Down syndrome is a genetic disorder which is mostly caused by a gene mutation that takes place before birth; involving full or partial extra copy of chromosome 21. This occurrence alters a child’s development causing a set of physical and mental traits.
Causes of Down Syndrome
Extra chromosome 21 is the main cause of down syndrome or other genetic abnormalities that can lead to down syndrome.
Diagnosis of Down Syndrome
Most times, this condition is diagnosed when the foetus is still in the womb through routine screening. When down syndrome is detected, other more specific tests are carried out. This are:
- Chronic villus sampling: When the foetus is 8-12 weeks, a sample of the placenta is taken using a needle to help in chromosome analysis.
- Amniocentesis: This test is done when the foetus is 15-20 weeks old. A sample of the amniotic fluid is taken from the uterus using a needle and used to check for trisomy 21.
- Percutaneous umbilical cord sampling: It is done when the foetus is past 20 weeks by obtaining a sample of blood from the umbilical cord to help in analysing the chromosomes.
Treatment and Management
Down syndrome is not a disease like others that have treatment and can be cured. It is a life long condition that has no specific treatment but can be managed to have better quality of life for those who have the condition. The management of down syndrome involves:
- Physical therapy: This is to help in the development of the child especially with the problems most children with down syndrome experience such as trouble walking, talking.
- Treatment of underlying conditions: Children with down syndrome have a higher risk of developing heart problems, hearing problems, breathing among other conditions. Ensuring that a child with down syndrome is treated for such conditions plays a huge role in bettering their health.
- Regular check-ups: As stated above, children with down syndrome have a higher risk of developing certain health complications. Therefore, by ensuring that your child gets regular check-ups, there are better chances of treating the conditions in their early stages enabling the child to live without having to cope with other conditions other than the down syndrome.

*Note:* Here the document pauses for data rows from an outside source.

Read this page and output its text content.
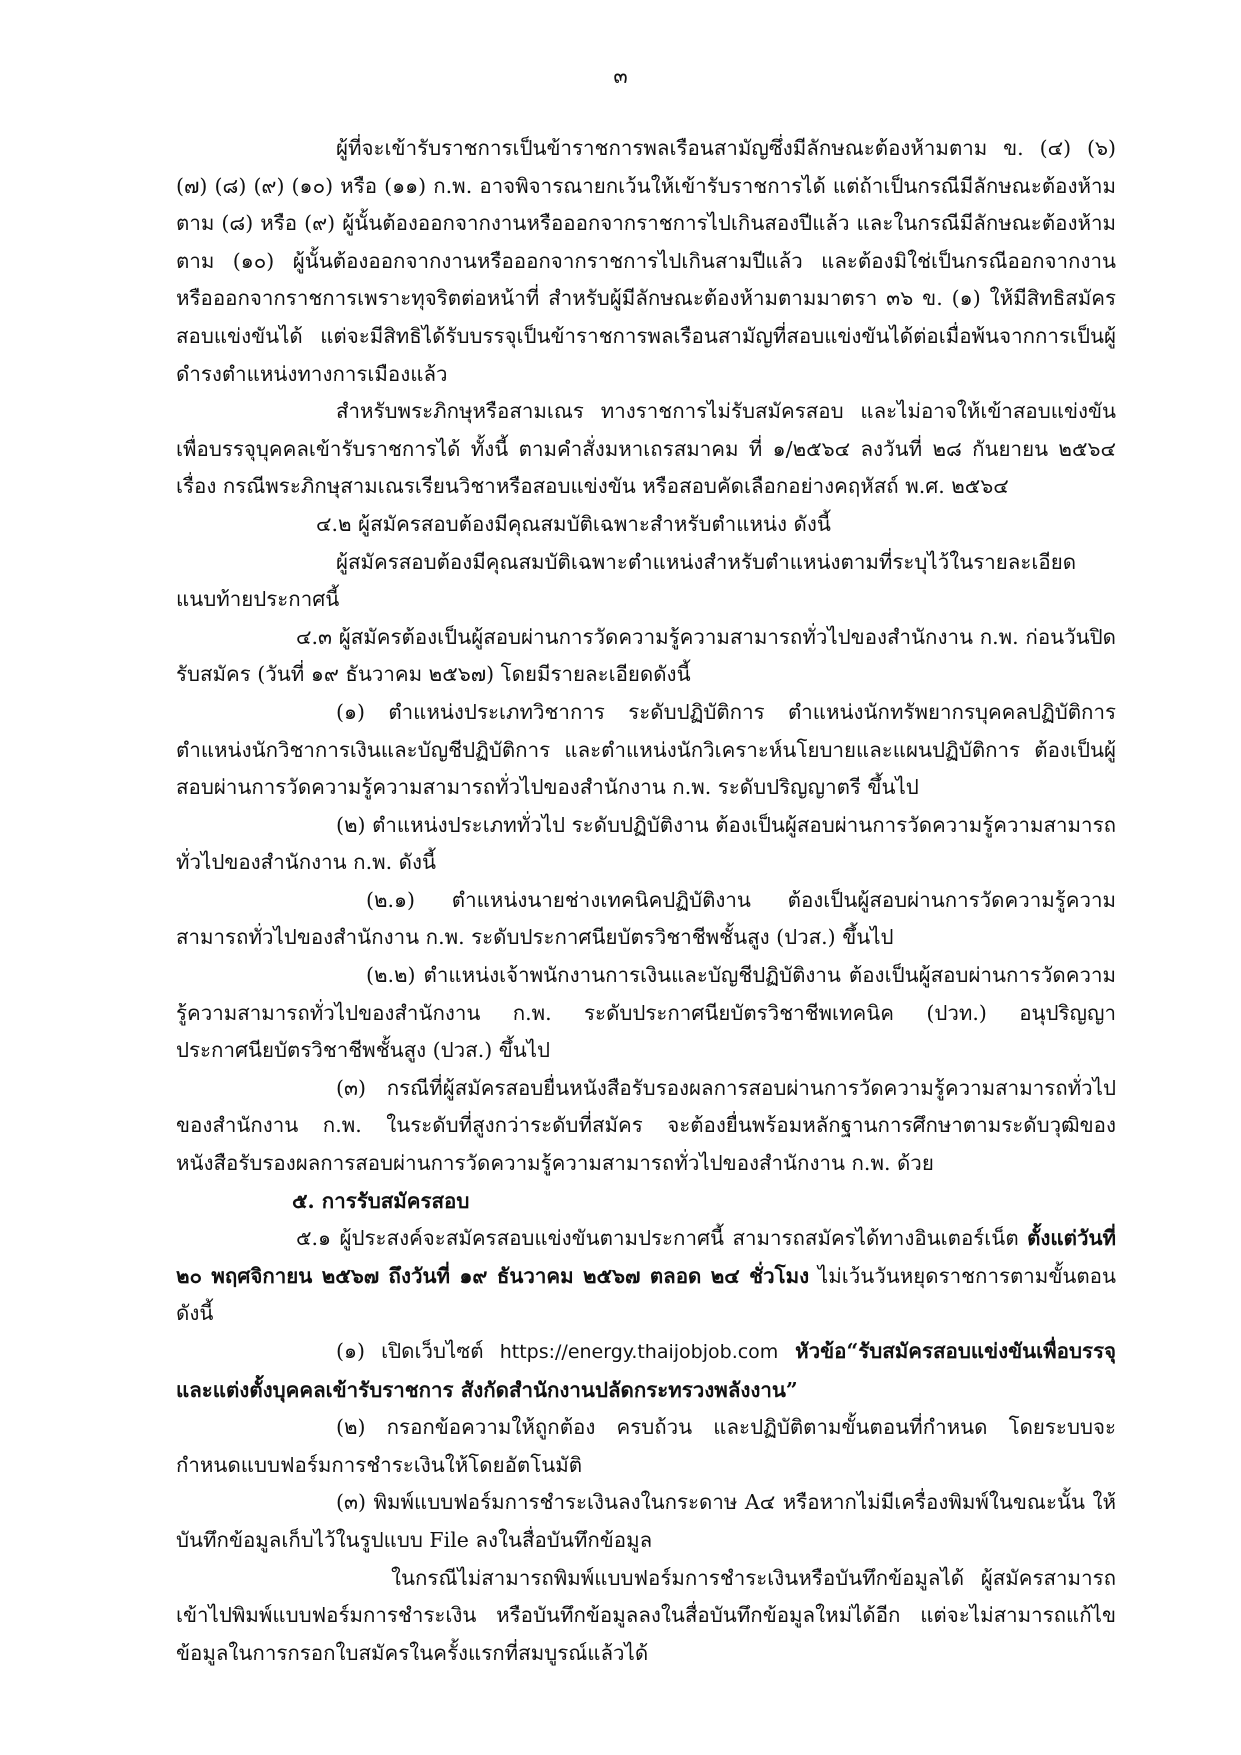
๓

ผู้ที่จะเข้ารับราชการเป็นข้าราชการพลเรือนสามัญซึ่งมีลักษณะต้องห้ามตาม ข. (๔) (๖) (๗) (๘) (๙) (๑๐) หรือ (๑๑) ก.พ. อาจพิจารณายกเว้นให้เข้ารับราชการได้ แต่ถ้าเป็นกรณีมีลักษณะต้องห้ามตาม (๘) หรือ (๙) ผู้นั้นต้องออกจากงานหรือออกจากราชการไปเกินสองปีแล้ว และในกรณีมีลักษณะต้องห้ามตาม (๑๐) ผู้นั้นต้องออกจากงานหรือออกจากราชการไปเกินสามปีแล้ว และต้องมิใช่เป็นกรณีออกจากงานหรือออกจากราชการเพราะทุจริตต่อหน้าที่ สำหรับผู้มีลักษณะต้องห้ามตามมาตรา ๓๖ ข. (๑) ให้มีสิทธิสมัครสอบแข่งขันได้ แต่จะมีสิทธิได้รับบรรจุเป็นข้าราชการพลเรือนสามัญที่สอบแข่งขันได้ต่อเมื่อพ้นจากการเป็นผู้ดำรงตำแหน่งทางการเมืองแล้ว

สำหรับพระภิกษุหรือสามเณร ทางราชการไม่รับสมัครสอบ และไม่อาจให้เข้าสอบแข่งขันเพื่อบรรจุบุคคลเข้ารับราชการได้ ทั้งนี้ ตามคำสั่งมหาเถรสมาคม ที่ ๑/๒๕๖๔ ลงวันที่ ๒๘ กันยายน ๒๕๖๔ เรื่อง กรณีพระภิกษุสามเณรเรียนวิชาหรือสอบแข่งขัน หรือสอบคัดเลือกอย่างคฤหัสถ์ พ.ศ. ๒๕๖๔

๔.๒ ผู้สมัครสอบต้องมีคุณสมบัติเฉพาะสำหรับตำแหน่ง ดังนี้

ผู้สมัครสอบต้องมีคุณสมบัติเฉพาะตำแหน่งสำหรับตำแหน่งตามที่ระบุไว้ในรายละเอียดแนบท้ายประกาศนี้

๔.๓ ผู้สมัครต้องเป็นผู้สอบผ่านการวัดความรู้ความสามารถทั่วไปของสำนักงาน ก.พ. ก่อนวันปิดรับสมัคร (วันที่ ๑๙ ธันวาคม ๒๕๖๗) โดยมีรายละเอียดดังนี้

(๑) ตำแหน่งประเภทวิชาการ ระดับปฏิบัติการ ตำแหน่งนักทรัพยากรบุคคลปฏิบัติการ ตำแหน่งนักวิชาการเงินและบัญชีปฏิบัติการ และตำแหน่งนักวิเคราะห์นโยบายและแผนปฏิบัติการ ต้องเป็นผู้สอบผ่านการวัดความรู้ความสามารถทั่วไปของสำนักงาน ก.พ. ระดับปริญญาตรี ขึ้นไป

(๒) ตำแหน่งประเภททั่วไป ระดับปฏิบัติงาน ต้องเป็นผู้สอบผ่านการวัดความรู้ความสามารถทั่วไปของสำนักงาน ก.พ. ดังนี้

(๒.๑) ตำแหน่งนายช่างเทคนิคปฏิบัติงาน ต้องเป็นผู้สอบผ่านการวัดความรู้ความสามารถทั่วไปของสำนักงาน ก.พ. ระดับประกาศนียบัตรวิชาชีพชั้นสูง (ปวส.) ขึ้นไป

(๒.๒) ตำแหน่งเจ้าพนักงานการเงินและบัญชีปฏิบัติงาน ต้องเป็นผู้สอบผ่านการวัดความรู้ความสามารถทั่วไปของสำนักงาน ก.พ. ระดับประกาศนียบัตรวิชาชีพเทคนิค (ปวท.) อนุปริญญา ประกาศนียบัตรวิชาชีพชั้นสูง (ปวส.) ขึ้นไป

(๓) กรณีที่ผู้สมัครสอบยื่นหนังสือรับรองผลการสอบผ่านการวัดความรู้ความสามารถทั่วไปของสำนักงาน ก.พ. ในระดับที่สูงกว่าระดับที่สมัคร จะต้องยื่นพร้อมหลักฐานการศึกษาตามระดับวุฒิของหนังสือรับรองผลการสอบผ่านการวัดความรู้ความสามารถทั่วไปของสำนักงาน ก.พ. ด้วย

๕. การรับสมัครสอบ

๕.๑ ผู้ประสงค์จะสมัครสอบแข่งขันตามประกาศนี้ สามารถสมัครได้ทางอินเตอร์เน็ต ตั้งแต่วันที่ ๒๐ พฤศจิกายน ๒๕๖๗ ถึงวันที่ ๑๙ ธันวาคม ๒๕๖๗ ตลอด ๒๔ ชั่วโมง ไม่เว้นวันหยุดราชการตามขั้นตอน ดังนี้

(๑) เปิดเว็บไซต์ https://energy.thaijobjob.com หัวข้อ“รับสมัครสอบแข่งขันเพื่อบรรจุและแต่งตั้งบุคคลเข้ารับราชการ สังกัดสำนักงานปลัดกระทรวงพลังงาน”

(๒) กรอกข้อความให้ถูกต้อง ครบถ้วน และปฏิบัติตามขั้นตอนที่กำหนด โดยระบบจะกำหนดแบบฟอร์มการชำระเงินให้โดยอัตโนมัติ

(๓) พิมพ์แบบฟอร์มการชำระเงินลงในกระดาษ A๔ หรือหากไม่มีเครื่องพิมพ์ในขณะนั้น ให้บันทึกข้อมูลเก็บไว้ในรูปแบบ File ลงในสื่อบันทึกข้อมูล

ในกรณีไม่สามารถพิมพ์แบบฟอร์มการชำระเงินหรือบันทึกข้อมูลได้ ผู้สมัครสามารถเข้าไปพิมพ์แบบฟอร์มการชำระเงิน หรือบันทึกข้อมูลลงในสื่อบันทึกข้อมูลใหม่ได้อีก แต่จะไม่สามารถแก้ไขข้อมูลในการกรอกใบสมัครในครั้งแรกที่สมบูรณ์แล้วได้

- Nutrition: A good diet is advisable to all children including children with down syndrome. This not only helps in the healthy development of the child but also in having a strong immunity that keeps other illnesses away.
- Love and care: All children need to be shown the love and care they require as they grow and children with down syndrome are not exempted from that. Parents or care givers of such children should ensure that those children are taken care of with love so that they can feel appreciated which in turn gives them the confidence to take up the opportunities that they have to be useful members of society.
This year, the theme for the World Down Syndrome Day-What I Bring To My Community, focuses on putting emphasis on the fact that people with down syndrome must have opportunities to contribute to the community and live valued lives, included on a full and equal basis with others, in all aspects of society.
Every person who lives with down syndrome must be given the opportunity to contribute to society by being included fully in every aspect of the society. As a parent, you can make that possible for your child only if you take an active role in their life and allow them to reach their full potential without letting down syndrome block their success.
As we celebrate this day, let us create more awareness on this condition and offer support to those that live with down syndrome, those that take care of them and the organisations that support these two groups.